Detection and analysis of methylation status of HHIP gene in human pancreatic cancer cell lines / 第二军医大学学报

ABSTRACT

Objective: To explore the relationship between HHIP expression and its hypermethylation in human pancreatic cancer cell lines, so as to provide new insights into the tumorigenesis of pancreatic cancer. Methods: Human pancreatic cancer cell lines BxPC-3, CFPAC-1, PANC-1, AsPC-1 and PaTu8988s were used in the present study. Reverse transcriptase polymerase chain reaction(RT-PCR) and immunocytochemical S-P method were used to detect the expression of HHIP at mRNA and protein levels before and after treatment with 5-aza-2′-deoxycytidine (5-Aza-CdR), a DNA methyltransferase inhibitor. Methylation-specific PCR (MSP) combined with DNA sequencing were adopted to identify the CpG island methylation of HHIP gene.

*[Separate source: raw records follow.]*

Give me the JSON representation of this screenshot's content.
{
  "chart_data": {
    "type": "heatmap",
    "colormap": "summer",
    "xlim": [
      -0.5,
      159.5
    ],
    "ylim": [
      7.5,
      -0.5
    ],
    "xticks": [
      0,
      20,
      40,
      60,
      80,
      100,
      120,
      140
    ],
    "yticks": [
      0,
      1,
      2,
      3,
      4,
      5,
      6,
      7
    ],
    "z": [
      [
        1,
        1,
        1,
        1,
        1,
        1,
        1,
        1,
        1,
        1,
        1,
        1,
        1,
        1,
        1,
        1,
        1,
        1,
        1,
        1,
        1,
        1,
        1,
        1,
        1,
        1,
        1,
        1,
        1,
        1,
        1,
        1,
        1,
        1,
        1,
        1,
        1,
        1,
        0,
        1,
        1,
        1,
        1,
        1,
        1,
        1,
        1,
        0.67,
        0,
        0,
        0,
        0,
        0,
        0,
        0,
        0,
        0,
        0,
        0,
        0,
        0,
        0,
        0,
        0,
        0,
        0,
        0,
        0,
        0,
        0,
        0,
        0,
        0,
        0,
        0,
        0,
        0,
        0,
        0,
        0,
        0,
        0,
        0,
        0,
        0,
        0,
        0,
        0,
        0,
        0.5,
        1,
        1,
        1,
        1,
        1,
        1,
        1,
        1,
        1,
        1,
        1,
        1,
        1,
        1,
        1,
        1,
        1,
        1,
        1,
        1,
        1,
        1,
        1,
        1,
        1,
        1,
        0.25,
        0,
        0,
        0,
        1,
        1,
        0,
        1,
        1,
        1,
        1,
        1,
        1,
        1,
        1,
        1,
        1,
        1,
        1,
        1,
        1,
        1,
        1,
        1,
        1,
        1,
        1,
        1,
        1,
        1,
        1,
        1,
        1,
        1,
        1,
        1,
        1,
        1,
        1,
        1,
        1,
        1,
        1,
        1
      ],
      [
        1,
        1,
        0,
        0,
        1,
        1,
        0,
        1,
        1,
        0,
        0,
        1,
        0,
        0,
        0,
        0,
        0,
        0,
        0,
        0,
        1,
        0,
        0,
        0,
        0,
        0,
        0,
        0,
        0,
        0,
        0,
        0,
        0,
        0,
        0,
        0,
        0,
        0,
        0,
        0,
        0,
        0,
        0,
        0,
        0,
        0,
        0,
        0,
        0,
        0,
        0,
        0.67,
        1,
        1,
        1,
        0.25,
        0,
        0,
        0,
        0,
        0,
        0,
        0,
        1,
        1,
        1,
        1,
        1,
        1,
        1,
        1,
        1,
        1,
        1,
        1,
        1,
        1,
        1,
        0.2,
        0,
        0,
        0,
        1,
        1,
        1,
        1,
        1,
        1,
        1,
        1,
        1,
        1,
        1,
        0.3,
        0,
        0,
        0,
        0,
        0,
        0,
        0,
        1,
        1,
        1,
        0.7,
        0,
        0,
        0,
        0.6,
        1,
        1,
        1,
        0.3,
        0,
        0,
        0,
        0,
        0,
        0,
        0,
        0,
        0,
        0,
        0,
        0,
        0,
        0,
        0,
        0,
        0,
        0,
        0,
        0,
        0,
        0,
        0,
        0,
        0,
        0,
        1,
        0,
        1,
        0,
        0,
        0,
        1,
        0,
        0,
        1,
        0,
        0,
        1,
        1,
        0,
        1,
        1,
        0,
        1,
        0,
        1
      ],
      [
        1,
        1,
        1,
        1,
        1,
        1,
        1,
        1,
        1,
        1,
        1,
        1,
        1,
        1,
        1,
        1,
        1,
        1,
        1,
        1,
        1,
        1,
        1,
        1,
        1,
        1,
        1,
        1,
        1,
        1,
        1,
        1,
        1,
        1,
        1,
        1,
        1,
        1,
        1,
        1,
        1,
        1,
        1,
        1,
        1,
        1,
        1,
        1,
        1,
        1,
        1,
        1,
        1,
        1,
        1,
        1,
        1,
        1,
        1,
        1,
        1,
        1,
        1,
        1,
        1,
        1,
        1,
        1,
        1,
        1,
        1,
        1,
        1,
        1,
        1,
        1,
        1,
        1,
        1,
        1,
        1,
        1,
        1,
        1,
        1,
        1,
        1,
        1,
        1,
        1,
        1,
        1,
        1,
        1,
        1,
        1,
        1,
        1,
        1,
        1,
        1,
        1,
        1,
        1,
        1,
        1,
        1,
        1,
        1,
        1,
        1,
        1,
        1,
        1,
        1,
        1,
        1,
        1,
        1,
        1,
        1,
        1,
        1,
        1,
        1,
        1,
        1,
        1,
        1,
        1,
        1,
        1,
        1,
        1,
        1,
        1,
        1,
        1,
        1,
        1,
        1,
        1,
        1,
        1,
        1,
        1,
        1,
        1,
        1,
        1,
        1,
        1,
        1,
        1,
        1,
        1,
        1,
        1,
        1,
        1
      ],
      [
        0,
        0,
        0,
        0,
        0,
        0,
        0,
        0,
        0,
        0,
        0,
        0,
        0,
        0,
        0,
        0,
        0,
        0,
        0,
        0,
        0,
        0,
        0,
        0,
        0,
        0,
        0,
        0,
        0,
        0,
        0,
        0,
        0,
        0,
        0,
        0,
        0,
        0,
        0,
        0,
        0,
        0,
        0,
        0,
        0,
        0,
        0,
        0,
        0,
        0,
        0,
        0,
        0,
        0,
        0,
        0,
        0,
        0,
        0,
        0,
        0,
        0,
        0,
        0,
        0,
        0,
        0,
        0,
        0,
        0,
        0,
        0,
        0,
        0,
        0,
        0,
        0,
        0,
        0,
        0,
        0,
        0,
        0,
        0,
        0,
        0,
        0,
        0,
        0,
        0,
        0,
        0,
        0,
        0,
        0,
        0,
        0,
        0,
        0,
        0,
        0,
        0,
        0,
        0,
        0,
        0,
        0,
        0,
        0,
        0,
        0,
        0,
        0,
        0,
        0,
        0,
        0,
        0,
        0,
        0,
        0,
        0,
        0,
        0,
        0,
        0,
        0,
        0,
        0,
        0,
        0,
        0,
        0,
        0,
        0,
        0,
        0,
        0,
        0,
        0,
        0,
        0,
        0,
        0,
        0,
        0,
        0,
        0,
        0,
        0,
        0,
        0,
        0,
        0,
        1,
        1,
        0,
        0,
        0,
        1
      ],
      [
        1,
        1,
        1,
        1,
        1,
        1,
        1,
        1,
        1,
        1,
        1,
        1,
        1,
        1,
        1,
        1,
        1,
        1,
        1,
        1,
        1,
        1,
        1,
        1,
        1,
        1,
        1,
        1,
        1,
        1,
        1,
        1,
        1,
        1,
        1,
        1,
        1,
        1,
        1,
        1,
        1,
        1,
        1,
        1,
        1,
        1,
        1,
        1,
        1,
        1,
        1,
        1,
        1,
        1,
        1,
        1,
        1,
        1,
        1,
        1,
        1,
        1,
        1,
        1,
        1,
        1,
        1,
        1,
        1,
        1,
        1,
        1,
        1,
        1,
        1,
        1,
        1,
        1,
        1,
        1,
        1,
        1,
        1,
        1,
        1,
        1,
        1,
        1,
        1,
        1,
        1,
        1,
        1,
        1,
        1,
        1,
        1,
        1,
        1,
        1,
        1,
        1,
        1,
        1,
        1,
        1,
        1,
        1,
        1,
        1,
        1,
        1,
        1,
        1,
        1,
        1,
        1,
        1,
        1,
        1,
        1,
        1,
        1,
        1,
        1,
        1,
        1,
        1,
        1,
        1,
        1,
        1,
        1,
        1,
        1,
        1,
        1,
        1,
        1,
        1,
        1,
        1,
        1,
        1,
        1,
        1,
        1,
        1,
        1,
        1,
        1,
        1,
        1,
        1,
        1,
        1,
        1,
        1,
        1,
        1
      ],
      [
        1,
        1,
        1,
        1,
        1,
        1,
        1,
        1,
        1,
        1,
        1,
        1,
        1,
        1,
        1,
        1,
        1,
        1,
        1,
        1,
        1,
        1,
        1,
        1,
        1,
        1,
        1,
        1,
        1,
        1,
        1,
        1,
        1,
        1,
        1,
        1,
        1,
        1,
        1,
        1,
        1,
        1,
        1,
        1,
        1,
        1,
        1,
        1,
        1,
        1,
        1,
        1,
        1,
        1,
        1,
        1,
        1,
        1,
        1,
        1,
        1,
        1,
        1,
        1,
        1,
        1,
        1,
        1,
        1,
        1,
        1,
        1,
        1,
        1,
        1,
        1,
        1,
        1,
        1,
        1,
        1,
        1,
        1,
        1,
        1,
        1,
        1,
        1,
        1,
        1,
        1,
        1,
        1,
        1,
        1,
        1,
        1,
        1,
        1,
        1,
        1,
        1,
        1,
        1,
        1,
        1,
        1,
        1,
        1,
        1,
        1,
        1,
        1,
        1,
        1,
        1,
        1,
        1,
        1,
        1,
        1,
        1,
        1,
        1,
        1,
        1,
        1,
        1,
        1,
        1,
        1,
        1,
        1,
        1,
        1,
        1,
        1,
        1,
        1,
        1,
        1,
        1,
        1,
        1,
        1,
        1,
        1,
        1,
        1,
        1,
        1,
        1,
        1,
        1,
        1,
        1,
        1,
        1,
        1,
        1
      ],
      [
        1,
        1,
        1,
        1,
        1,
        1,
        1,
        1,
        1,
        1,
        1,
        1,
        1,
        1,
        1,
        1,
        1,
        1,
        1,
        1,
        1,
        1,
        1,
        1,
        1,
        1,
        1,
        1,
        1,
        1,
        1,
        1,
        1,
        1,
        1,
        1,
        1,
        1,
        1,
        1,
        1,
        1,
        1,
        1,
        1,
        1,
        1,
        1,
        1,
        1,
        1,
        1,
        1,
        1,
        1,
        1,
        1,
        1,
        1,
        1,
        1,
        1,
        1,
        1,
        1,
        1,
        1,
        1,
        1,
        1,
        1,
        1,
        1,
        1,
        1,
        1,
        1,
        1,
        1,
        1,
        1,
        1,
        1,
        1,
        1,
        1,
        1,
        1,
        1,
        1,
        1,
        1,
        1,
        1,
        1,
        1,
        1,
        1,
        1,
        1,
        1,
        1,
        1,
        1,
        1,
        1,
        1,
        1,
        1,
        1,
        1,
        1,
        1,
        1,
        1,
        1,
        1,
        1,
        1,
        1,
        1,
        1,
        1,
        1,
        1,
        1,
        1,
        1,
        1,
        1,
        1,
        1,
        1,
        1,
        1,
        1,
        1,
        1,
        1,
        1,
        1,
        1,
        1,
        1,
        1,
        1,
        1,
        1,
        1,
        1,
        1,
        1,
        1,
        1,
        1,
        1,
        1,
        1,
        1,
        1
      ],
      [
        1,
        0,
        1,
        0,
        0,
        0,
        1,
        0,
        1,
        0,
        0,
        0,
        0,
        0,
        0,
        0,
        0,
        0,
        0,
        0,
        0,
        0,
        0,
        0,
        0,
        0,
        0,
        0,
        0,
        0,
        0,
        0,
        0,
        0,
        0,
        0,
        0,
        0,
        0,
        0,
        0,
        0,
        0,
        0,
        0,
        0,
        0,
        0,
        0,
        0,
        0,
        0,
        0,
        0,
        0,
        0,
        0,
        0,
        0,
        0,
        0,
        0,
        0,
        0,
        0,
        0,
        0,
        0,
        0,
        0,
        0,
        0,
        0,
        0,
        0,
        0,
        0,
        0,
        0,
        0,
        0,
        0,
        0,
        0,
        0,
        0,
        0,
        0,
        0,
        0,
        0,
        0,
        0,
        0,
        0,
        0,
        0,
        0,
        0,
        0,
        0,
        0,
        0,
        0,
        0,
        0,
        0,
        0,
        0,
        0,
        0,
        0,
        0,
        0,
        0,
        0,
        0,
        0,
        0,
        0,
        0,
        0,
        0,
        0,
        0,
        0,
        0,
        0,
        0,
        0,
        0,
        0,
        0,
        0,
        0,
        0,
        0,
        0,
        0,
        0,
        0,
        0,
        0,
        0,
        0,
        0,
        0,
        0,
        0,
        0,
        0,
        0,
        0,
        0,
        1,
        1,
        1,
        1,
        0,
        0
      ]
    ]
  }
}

Results: Expression of HHIP mRNA/protein was absent in the five pancreatic cancer cell lines before 5-Aza-CdR treatment, and re-expressed after treatment with 5-Aza-CdR. CpG island hypermethylation of HHIP gene was observed in the five pancreatic cell lines by MSP and DNA sequencing. Conclusion: Hypermethylation in CpG island of HHIP gene is correlated with the inhibition of HHIP expression in human pancreatic cancer cell lines, and it might play an important role in the development and progression of pancreatic cancer.